Preakness and Orioles….Not a Great Weekend For Either

May 18, 2009 | Tom Clayton

On Saturday Rachel Alexandra became the first Philly to win the Preakness Stakes since 1924.  This was a great story and made the 2009 Preakness memorable for two reasons, unfortunately the second wasn’t so great.  With Pimlico ending its BYOB policy in the infield, attendance drop from 112,222 last year to 77,850 this year.  A drop off of 34,372 paying customers is a sobering number for a horse racing industry that is already on life support in the state of Maryland.   Such a massive drop off is especially scary for an industry that relies so heavily on one day to sustain itself for the remainder of the year.  I understand that the infield had more of family feel this year and that may be a good thing three or four years down the road but I wonder if the industry can maintain itself in Maryland that long. 

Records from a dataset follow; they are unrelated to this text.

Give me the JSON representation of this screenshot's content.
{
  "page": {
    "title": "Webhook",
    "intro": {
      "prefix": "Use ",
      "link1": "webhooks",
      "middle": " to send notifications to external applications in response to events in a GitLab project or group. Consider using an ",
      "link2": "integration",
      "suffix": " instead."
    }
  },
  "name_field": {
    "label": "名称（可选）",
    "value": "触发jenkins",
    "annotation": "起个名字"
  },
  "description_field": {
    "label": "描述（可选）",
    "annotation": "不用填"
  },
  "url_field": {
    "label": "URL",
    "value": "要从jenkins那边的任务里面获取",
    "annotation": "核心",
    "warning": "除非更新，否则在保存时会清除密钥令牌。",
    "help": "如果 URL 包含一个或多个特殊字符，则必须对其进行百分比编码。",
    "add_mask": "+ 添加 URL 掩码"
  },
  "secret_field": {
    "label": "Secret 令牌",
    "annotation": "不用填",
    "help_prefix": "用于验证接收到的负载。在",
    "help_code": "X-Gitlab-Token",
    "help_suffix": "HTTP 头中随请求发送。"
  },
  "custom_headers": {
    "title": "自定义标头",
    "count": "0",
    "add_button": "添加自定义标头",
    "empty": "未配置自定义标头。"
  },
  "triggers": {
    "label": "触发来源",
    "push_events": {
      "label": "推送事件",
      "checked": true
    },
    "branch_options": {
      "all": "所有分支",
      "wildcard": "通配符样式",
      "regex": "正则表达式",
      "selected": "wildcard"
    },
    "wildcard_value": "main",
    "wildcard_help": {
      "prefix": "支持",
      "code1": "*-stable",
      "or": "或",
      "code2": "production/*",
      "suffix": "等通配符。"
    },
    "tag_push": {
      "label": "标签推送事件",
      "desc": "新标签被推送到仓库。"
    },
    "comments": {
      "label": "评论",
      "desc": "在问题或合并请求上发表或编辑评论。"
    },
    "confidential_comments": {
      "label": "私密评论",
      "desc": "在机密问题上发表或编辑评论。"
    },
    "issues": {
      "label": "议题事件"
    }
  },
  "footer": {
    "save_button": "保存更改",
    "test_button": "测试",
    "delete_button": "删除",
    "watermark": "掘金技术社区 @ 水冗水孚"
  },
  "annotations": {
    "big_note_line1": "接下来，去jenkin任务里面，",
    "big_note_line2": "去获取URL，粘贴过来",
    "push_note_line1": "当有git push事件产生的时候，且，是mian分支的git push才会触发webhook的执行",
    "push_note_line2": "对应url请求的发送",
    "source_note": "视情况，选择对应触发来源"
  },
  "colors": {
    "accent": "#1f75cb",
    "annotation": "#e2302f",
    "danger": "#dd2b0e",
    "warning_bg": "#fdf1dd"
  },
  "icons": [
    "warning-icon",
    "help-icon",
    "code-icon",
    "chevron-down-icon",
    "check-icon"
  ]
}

The Orioles lost three of four in Kansas City and have fallen to six games under .500 on the season. 


On Friday night the Orioles were shutdown by AL Cy Young frontrunner Zack Grienke.  Grienke struck out six and allowed one earned run in seven innings.  On the upside the Orioles did hurt Grienke’s league leading ERA pushing it from 0.51 to 0.60, yes that is a hint of sarcasm.  From what I saw Friday Grienke is the real deal, he has a ridiculous fastball that regularly hit the high nineties.  No only could he ratchet his heater up to 97 but he has pinpoint control that allows him to paint the black of the plate at will.  Perhaps the most impressive part of Grienke’s game is his ability to change speeds; he would throw a 97 mile an hour fastball and then follow that with a 76 mile an hour curve ball on the next pitch.  He also kept hitters off balance by never throwing the same pitch with the same velocity two pitches in a row.

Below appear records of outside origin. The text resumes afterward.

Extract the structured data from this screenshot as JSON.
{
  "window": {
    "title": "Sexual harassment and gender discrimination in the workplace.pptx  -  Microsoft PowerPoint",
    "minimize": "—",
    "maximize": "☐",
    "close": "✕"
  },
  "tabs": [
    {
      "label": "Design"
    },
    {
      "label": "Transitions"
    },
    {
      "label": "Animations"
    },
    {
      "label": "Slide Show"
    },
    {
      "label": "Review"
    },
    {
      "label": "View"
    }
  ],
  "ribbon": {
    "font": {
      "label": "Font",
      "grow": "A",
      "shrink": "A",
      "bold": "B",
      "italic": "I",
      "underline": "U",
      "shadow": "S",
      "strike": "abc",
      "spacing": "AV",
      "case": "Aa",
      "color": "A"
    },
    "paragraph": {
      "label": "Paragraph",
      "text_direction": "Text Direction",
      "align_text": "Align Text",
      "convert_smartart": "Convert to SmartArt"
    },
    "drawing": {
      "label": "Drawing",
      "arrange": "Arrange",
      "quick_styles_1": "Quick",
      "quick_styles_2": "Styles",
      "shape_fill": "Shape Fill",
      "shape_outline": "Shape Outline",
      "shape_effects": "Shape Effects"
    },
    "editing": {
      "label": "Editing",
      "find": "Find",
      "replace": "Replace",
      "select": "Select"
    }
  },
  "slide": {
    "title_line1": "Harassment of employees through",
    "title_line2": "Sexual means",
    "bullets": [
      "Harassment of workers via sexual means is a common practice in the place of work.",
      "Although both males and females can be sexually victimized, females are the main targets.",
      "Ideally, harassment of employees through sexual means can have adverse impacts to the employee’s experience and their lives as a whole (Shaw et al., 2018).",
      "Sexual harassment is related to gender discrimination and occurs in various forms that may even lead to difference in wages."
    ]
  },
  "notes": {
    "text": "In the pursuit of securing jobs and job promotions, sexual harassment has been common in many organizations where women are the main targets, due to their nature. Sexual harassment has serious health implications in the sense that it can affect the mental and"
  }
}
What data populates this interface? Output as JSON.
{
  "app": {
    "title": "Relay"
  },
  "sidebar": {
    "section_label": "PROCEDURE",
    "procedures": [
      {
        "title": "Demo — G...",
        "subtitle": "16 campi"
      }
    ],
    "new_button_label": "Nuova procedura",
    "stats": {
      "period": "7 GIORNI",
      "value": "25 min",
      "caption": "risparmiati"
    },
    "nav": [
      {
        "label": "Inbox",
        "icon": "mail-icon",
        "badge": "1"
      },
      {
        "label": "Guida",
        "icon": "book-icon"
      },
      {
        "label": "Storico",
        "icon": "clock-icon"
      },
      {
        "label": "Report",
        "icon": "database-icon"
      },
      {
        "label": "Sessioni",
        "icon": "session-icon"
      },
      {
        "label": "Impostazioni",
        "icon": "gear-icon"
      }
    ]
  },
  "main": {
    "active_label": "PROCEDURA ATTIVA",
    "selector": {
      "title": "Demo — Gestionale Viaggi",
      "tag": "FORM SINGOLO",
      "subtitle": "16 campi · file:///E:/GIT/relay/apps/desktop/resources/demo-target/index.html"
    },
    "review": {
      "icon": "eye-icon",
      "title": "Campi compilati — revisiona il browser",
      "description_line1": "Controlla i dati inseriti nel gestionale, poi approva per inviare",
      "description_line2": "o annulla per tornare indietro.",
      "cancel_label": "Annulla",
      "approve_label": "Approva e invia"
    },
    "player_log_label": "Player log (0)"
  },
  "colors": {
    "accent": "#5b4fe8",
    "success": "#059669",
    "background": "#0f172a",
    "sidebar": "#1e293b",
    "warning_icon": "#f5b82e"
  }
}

As if the pitching hasn’t been bad enough with his recent demotion to the bullpen we got to see Mark Hendrickson and Adam Eaton pitch in the same game Friday.  This was like being forced to watch a double feature of Battlefield Earth and Gigli back to back.  With Eaton giving up seven earned in five innings Friday to raise his ERA this season to 7.93; he better hope that the Orioles don’t decide to bring up Chris Tillman from Norfolk because  would be out of Baltimore faster than you can say Victor Zambrano.

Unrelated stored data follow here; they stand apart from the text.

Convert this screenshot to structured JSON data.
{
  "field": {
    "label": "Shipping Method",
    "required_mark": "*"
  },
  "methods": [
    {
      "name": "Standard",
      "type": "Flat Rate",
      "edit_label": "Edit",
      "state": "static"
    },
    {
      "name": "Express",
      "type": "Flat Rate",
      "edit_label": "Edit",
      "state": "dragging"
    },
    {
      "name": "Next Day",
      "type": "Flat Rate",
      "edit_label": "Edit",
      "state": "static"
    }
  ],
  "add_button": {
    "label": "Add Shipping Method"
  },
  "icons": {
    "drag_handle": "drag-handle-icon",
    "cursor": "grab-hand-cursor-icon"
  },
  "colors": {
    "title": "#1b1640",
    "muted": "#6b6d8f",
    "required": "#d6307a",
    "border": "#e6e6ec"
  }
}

Rich Hill looked good in his Orioles debut allowing two earned runs over 5.2 innings on Saturday.  Hill’s yakker looked great, it had good break and he used it well to strikeout six Royals.  Another exciting revelation was the fact that Hill only walked two hitters and did a good job of getting ahead of hitters early in the count.  The major criticism of Hill coming from Chicago was that he had lost his control and was allowing way too many free passes to first base.  I am going to manage my optimism with Hill until I see a few more starts in an Orioles uniform.  Hill has the natural ability to be a fine fourth or fifth starter in a good rotation and is young enough at 29 to be a quality second lefty when Brian Matusz joins the rotation.


After watching Koji pitch this afternoon I have come to the conclusion that has the stamina to be effective through five innings.  It seems that for the first five innings he is borderline dominant, controlling hitter with his sick splitter.  Once he comes out for the sixth inning his pitches don’t seem to have the same life they had earlier in the game an opposing hitters begin driving his pitches hard.  This trend scares me mainly because in his last few years in Japan Koji was used a majority of the time as a closer.  I was critical of Trembley earlier in the season for pulling Koji after 90-96 pitches but clearly he knew exactly what he as doing.


On the positive side it was nice to see Nolan Reimold play in all four games since being called up.  Reimold may struggle a little with major league pitching early but the Orioles need to stick with him like they did with Nick Markakis and Adam Jones.  Reimold got his first major league hit Thursday night and has an RBI in each of his last two games.  Watching Reimold develop in left field will be a fun ride; he is a player with real major league power.  If given the opportunity to develop properly Reimold has 30 home run potential and the ability to be the final piece in the most diverse, talented young outfield in baseball.


Overall it wasn’t a very successful weekend financially for horse racing and on the field for the Orioles.  I hope that both can recover as quickly as possible because they are two of the staples of Maryland’s sports history and both have fallen on dangerously hard times over the past decade.